Issue date: 3/29/05 Section: YUdaica
My four years at Yeshiva College 1943-1947 were a defining period in my life. During those years I gathered the resources and established a course of action that directed my life. I wanted to attend Yeshiva because I wanted to function and be educated in a more Orthodox atmosphere, and I wanted to continue my Talmudic studies. I came to Yeshiva from Los Angeles, where the Orthodox young people were few. All of us who were observant and of high school age knew each other. I had attended Hollywood High School where more non-Jews were absent on Rosh Hashanah and Yom Kippur because of studio work than Jews who were observing the holy days. In those days many Jews would not acknowledge their Jewishness.

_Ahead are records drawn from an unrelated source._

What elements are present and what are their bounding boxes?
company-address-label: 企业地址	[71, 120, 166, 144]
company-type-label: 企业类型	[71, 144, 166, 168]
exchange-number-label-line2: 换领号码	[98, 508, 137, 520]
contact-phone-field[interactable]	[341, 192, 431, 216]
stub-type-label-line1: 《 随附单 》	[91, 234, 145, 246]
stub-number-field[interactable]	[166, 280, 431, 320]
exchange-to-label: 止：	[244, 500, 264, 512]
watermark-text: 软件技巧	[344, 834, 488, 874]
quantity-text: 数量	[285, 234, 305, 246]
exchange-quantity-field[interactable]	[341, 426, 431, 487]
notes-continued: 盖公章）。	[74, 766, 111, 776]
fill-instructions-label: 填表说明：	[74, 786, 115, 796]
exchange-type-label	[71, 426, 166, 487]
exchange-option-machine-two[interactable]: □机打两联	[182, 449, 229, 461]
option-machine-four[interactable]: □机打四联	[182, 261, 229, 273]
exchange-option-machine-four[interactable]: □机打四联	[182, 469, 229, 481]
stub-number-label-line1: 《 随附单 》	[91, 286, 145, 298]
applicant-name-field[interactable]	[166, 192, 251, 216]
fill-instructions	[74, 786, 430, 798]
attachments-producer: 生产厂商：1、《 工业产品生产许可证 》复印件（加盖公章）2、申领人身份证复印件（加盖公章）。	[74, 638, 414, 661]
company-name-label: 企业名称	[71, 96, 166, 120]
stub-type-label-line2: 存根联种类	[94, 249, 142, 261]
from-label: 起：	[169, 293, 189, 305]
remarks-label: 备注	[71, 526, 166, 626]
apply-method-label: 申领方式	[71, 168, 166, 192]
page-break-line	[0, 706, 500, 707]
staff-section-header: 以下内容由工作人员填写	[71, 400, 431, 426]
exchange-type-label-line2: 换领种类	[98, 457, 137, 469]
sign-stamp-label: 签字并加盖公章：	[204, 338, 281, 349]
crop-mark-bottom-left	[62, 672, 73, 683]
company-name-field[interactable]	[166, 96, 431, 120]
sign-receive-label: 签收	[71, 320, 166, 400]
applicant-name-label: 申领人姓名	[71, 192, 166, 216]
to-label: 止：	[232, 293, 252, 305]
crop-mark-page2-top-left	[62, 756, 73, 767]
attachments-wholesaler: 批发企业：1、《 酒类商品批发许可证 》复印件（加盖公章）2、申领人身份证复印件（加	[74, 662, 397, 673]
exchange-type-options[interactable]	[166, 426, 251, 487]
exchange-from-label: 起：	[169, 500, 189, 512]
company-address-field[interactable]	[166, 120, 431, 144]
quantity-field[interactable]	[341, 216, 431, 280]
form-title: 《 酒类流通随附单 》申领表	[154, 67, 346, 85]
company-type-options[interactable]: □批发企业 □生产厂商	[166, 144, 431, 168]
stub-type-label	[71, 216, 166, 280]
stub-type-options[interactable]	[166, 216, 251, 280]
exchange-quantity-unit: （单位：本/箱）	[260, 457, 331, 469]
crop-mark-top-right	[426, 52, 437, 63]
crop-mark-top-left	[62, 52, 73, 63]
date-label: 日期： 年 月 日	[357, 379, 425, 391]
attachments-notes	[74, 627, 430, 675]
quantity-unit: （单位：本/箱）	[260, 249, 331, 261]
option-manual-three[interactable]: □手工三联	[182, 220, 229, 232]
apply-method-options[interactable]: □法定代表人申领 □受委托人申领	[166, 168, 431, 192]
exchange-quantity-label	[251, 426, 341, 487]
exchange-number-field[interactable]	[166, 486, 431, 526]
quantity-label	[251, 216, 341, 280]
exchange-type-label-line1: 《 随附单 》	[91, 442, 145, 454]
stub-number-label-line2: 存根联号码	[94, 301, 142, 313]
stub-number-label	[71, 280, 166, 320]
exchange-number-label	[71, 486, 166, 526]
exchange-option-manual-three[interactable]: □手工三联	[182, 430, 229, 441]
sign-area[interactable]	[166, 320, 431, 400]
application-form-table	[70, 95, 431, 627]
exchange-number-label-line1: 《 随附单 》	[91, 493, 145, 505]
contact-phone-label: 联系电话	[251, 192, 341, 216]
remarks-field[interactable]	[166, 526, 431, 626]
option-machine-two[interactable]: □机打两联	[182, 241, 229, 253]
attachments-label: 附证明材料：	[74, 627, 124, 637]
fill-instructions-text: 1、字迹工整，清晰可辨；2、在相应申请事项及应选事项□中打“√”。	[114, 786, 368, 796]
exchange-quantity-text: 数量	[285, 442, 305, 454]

When I arrived at Yeshiva, it was a school in transition and poised for growth. The institution had earlier lost two prominent leaders, Dr. Bernard Revel, president, master builder and founder of Yeshiva College; and R. Moshe Soloveichik, rosh yeshiva at RIETS and father of the illustrious R. Joseph B. Soloveitchik. Dr. Samuel Belkin was chosen as president in 1943 to fill Revel's post, and R. Joseph B. Soloveitchik took his father's shiur. Dr. Belkin had previously been a rosh yeshiva at RIETS, taught Greek in Yeshiva College and was an outstanding scholar. He made it his business to know every student in the school. I recall that when I was a senior, he called in every graduate and took an interest in each one's plans for the future. He had often said he wanted the school to produce the "Yeshiva Man," a special kind of personality, who would be recognizable as a product of Yeshiva College.

California had furnished only a few students up to that point. It was in those days a three-day trip to New York by train. I was not entirely prepared to compete especially with the New Yorkers, who had passed Regents Exams. Yeshiva requirements were demanding, and I am grateful for that. I was not sure what studies I wished to pursue. One early subject that fascinated me was a "Survey of English Literature," taught by a new professor, Dr. David Fleisher. I enjoyed his classes to the extent that I decided to major in English Literature. I took his classes in the Romantic poets, Victorian poets, and Milton's Paradise Lost.